J.M. Errington of Haonowshaokao blog is an Englishman who studied linguistsics and is currently teaching English in Beijing, China, so he'd know about this: how to categorize baked goods in three countries. Link
J.M. Errington of Haonowshaokao blog is an Englishman who studied linguistsics and is currently teaching English in Beijing, China, so he'd know about this: how to categorize baked goods in three countries. Link
Most commonwealth country folks I know will say that scones are the same as biscuits, but most Americans will say they're a different beast (particularly those from the south). Technically I do think there are types of scones that are similar to an American biscuit, but scones often include eggs or cream in the recipe and almost always use butter rather than lard as a traditional American biscuit would. Plus scones also often have nuts or dried fruit included.
I'd call the pictured American English 'biscuit' a scone although it does seem to be one of the more biscuity scones, apart from the fruit.
I don't believe anyone in the US/UK would ever call the Danish/cinnamon roll thing 'bread'.

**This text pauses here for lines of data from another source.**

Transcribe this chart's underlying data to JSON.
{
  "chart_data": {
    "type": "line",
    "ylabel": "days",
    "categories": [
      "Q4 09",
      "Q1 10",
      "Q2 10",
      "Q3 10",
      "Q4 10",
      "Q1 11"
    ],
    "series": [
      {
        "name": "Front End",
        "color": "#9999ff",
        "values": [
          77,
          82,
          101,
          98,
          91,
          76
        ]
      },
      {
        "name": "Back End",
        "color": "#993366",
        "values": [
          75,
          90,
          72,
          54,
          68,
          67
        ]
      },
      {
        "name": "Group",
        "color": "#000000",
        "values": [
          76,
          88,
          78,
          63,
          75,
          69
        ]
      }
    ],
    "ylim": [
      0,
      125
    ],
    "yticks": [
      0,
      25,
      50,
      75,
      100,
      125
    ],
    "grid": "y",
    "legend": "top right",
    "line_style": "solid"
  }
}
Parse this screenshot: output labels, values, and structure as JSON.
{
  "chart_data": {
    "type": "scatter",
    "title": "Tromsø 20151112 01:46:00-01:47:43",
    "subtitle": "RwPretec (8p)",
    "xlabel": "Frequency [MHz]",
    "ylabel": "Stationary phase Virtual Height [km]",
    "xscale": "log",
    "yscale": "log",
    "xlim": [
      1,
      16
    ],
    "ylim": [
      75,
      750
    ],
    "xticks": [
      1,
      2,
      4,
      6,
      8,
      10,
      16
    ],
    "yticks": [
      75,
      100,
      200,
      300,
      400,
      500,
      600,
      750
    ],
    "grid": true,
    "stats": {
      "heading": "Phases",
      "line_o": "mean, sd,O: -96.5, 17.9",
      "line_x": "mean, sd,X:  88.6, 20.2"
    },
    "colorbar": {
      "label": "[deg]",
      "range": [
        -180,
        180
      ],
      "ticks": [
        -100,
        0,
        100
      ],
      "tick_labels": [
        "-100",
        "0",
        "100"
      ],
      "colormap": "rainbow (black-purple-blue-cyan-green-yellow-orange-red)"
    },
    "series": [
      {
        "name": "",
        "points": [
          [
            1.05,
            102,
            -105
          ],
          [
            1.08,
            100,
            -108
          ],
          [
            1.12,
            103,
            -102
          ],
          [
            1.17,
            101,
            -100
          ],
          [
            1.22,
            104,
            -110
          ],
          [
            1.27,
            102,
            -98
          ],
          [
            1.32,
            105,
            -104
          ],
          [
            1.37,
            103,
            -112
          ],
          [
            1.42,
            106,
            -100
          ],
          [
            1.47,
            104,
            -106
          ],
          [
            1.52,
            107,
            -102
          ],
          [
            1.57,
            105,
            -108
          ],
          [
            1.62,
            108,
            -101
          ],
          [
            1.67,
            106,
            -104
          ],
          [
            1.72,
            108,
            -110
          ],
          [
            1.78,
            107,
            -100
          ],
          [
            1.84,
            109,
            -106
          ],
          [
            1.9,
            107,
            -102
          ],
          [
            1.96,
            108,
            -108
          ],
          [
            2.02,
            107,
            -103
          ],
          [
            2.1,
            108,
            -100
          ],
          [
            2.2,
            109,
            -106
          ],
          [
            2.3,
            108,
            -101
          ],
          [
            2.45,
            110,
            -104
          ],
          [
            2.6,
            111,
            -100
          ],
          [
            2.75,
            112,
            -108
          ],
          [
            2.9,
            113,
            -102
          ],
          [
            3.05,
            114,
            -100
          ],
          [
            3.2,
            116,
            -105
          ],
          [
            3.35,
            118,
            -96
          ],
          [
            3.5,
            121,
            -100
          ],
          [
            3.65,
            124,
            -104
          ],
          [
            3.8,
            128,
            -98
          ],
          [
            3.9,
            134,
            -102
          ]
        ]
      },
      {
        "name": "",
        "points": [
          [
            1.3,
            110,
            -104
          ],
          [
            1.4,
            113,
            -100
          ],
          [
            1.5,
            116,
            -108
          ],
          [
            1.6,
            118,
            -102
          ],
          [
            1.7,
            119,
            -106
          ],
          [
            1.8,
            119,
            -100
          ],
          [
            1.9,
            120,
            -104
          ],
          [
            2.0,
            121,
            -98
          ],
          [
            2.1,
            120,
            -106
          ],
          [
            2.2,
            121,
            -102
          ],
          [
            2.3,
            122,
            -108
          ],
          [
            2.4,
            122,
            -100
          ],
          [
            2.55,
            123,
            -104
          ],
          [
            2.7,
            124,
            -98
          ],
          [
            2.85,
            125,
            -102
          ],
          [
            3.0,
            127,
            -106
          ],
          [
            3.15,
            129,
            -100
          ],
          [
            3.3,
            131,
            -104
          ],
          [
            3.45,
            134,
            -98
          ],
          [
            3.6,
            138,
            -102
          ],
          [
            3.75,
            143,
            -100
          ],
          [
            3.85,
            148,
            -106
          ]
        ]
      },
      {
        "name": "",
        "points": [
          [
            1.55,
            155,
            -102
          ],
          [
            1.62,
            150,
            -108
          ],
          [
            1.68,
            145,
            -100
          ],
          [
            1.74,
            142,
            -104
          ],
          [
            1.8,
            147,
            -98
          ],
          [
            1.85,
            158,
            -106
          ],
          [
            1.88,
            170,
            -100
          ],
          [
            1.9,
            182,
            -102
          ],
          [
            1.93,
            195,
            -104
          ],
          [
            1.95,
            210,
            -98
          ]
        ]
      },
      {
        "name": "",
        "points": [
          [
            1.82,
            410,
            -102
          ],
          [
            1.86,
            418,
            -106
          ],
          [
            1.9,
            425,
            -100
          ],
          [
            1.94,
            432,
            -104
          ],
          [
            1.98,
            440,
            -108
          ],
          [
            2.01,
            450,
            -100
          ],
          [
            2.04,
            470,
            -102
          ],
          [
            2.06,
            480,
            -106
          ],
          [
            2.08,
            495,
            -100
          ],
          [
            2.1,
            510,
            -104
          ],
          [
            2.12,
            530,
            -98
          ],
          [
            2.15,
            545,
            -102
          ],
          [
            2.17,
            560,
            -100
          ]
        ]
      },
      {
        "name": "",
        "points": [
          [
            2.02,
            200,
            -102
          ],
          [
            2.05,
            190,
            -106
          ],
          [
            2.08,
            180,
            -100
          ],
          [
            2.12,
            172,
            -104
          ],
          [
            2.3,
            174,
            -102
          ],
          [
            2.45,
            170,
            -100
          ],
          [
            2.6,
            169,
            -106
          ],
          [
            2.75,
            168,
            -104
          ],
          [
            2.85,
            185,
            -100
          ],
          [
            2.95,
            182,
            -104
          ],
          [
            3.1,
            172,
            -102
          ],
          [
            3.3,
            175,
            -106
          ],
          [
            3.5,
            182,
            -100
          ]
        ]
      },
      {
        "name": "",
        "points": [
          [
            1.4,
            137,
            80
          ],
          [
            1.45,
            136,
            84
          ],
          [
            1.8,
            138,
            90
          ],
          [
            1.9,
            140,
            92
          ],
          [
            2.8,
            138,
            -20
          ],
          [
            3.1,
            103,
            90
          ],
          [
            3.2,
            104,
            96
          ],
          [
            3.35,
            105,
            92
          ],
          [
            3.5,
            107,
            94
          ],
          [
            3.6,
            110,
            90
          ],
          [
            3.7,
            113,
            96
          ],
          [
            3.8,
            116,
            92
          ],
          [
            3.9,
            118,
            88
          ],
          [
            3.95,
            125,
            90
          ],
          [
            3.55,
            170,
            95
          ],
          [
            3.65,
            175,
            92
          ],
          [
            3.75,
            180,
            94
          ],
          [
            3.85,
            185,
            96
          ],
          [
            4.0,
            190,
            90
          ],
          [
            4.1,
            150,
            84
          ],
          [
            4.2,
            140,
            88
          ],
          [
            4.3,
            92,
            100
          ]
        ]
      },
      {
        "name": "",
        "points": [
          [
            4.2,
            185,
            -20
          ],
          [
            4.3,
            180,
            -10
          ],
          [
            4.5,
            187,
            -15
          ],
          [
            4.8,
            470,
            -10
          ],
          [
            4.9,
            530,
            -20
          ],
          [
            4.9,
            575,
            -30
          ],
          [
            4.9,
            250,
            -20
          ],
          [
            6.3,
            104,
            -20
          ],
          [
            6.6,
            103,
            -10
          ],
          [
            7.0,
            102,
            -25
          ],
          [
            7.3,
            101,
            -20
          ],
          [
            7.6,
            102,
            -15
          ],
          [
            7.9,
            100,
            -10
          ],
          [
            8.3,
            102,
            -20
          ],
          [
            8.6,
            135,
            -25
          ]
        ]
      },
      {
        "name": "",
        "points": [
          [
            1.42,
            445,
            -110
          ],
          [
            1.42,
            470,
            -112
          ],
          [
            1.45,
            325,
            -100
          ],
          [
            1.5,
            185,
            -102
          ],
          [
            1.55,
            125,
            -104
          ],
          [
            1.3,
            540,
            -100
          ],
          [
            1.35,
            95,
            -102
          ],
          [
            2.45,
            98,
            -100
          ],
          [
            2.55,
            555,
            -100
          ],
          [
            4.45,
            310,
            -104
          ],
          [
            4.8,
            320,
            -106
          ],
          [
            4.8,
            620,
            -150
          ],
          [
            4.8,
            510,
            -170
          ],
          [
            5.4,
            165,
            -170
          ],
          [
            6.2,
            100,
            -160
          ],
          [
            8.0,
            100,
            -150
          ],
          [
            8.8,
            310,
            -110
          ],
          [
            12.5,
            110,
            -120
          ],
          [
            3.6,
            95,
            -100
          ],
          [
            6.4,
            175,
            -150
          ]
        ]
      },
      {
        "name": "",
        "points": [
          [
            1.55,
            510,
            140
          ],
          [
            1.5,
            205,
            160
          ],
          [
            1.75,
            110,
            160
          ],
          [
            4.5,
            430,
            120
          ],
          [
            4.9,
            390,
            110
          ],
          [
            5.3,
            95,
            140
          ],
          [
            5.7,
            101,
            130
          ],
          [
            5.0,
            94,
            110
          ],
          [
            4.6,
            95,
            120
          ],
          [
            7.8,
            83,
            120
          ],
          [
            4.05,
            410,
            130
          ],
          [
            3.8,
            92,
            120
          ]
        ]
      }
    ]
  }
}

The top 'British English' biscuit (a digestive) is a true biscuit. However, the one below that (which appears to have some sort of chocolate chips in it) would probably be called a cookie. I would generally reserve the term 'cookie' for a sub-class of biscuit.
All cookies are biscuits, but not all biscuits are cookies... especially if they are soggy.
Also, in general, all biscuits and scones are sweet(ish), and you certainly wouldn't dunk them into gravy... only tea.
Pudding is also a word which doesn't travel easily between the US and UK.
Chips/fries/crisps - extra confusion.
Chip butty in a bread cake (aka chip cob, chip barm)... selected UK regions only!
In the US, biscuits and scones are similar, but not the same. Though the recipe is similar, "scone" is generally reserved for sweet scones only, while biscuits are savory, and the texture can vary depending on ingredients (flower or baking soda, how you treat/cut/drop the dough, etc). And to the poster above, lard is not required, much less typical these days, we usually use butter as well.